Grâce à la correspondance de Stefan Zweig, surtout avec son ex-femme, on connaît effectivement sa dépression croissante (et très compréhensible) des dernières années. En même temps, il vient de terminer ce livre magnifique, Le monde d’hier, ce témoignage qui, mieux que tous les livres d’histoire, démontre l’avènement d’Hitler, et en dévoile les engrenages et les logiques cachés. Certes, Stefan Zweig y souligne également le contexte désolant de la rédaction de ce livre, en exil, sans aucun document ou archive, dépendant entièrement de sa propre mémoire.

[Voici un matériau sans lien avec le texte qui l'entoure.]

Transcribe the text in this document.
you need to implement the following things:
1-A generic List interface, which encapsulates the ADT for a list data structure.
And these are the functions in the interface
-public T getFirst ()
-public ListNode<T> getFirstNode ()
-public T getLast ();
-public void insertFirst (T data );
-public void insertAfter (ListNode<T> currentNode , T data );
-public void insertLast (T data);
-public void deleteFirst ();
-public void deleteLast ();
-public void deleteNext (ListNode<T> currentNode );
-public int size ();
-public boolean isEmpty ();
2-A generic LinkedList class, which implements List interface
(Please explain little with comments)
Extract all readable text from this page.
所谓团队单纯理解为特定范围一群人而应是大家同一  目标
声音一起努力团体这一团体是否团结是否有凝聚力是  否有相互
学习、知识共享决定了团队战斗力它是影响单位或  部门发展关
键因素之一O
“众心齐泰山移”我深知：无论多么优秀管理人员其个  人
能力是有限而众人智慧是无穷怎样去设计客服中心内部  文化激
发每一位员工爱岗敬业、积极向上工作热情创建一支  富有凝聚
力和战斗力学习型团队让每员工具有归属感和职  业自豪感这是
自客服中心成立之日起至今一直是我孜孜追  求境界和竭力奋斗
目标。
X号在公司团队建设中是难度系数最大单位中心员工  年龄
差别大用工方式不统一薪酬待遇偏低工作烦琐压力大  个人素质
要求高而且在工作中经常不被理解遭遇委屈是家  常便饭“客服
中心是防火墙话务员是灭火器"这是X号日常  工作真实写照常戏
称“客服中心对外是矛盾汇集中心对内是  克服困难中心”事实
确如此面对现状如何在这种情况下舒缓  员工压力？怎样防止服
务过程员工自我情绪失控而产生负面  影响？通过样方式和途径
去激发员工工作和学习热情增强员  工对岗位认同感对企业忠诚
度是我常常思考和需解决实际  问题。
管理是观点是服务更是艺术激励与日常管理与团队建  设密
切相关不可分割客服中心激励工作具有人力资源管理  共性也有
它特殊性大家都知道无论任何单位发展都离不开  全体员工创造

Néanmoins, Le monde d’hier et les lettres d’adieu de Zweig permettent une autre interprétation que celle proposée par Seksik ici, une interprétation moins convenue peut-être, mais plus probable à mes yeux : Zweig décrit ce « monde d’hier » qui l’a produit, il décrit son apothéose et sa décadence. Sans s’introduire lui-même dans ce témoignage, il est tellement ce monde qu’il se décrit lui-même. Il est révolu, d’où sa désolation et son désespoir. Le suicide s’entend alors comme la réalisation d’un état déjà existant de fait. Mais le suicide est depuis toujours également l’ultime expression de la liberté individuelle, Zweig y fait lui-même allusion, dans ses dernières lettres  :
« Avant de quitter la vie, de ma propre volonté et avec toute ma raison, il me faut remplir un dernier devoir: remercier sincèrement le Brésil, ce merveilleux pays, de m’avoir offert à moi et à mon travail une halte si agréable et si hospitalière. De jour en jour, j’ai appris à l’aimer davantage et nulle part ailleurs je n’aurais voulu reconstruire ma vie de fond en comble, puisque le monde de ma propre langue est perdu pour moi et que ma patrie spirituelle, l’Europe, s’est anéantie elle-même. Mais il fallait à soixante ans des forces exceptionnelles pour tout recommencer à nouveau et les miennes sont épuisées par des années d’errance sans patrie. Aussi je juge préférable de mettre fin, à temps et la tête haute, à une vie pour laquelle le travail intellectuel a toujours représenté la joie la plus pure et la liberté individuelle le bien suprême sur cette terre. Je salue tous mes amis! Puissent-ils voir encore les lueurs de l’aube après la longue nuit! Moi, je suis trop impatient, je les précède. »
Et à Friedrike von Winternitz, sa première femme:
« Je suis certain que tu verras des temps meilleurs et tu me donneras raison de n’avoir pu attendre plus longtemps avec ma bile noire. J’écris ces lignes dans les dernières heures, tu ne peux t’imaginer comme je me sens heureux depuis que j’ai pris cette décision. […] Tu sais bien que je suis apaisé et heureux. »
Zweig vit la tragédie de sa propre aliénation. Il a survécu à son époque, il est un vestige vivant, un exilé de la vie, de sa vie. Le regret, la mélancolie et la dépression que décrit Seksik sont ainsi très compréhensibles, mais le ton larmoyant que choisit l’auteur les rend malheureusement mesquins et banals. Dommage.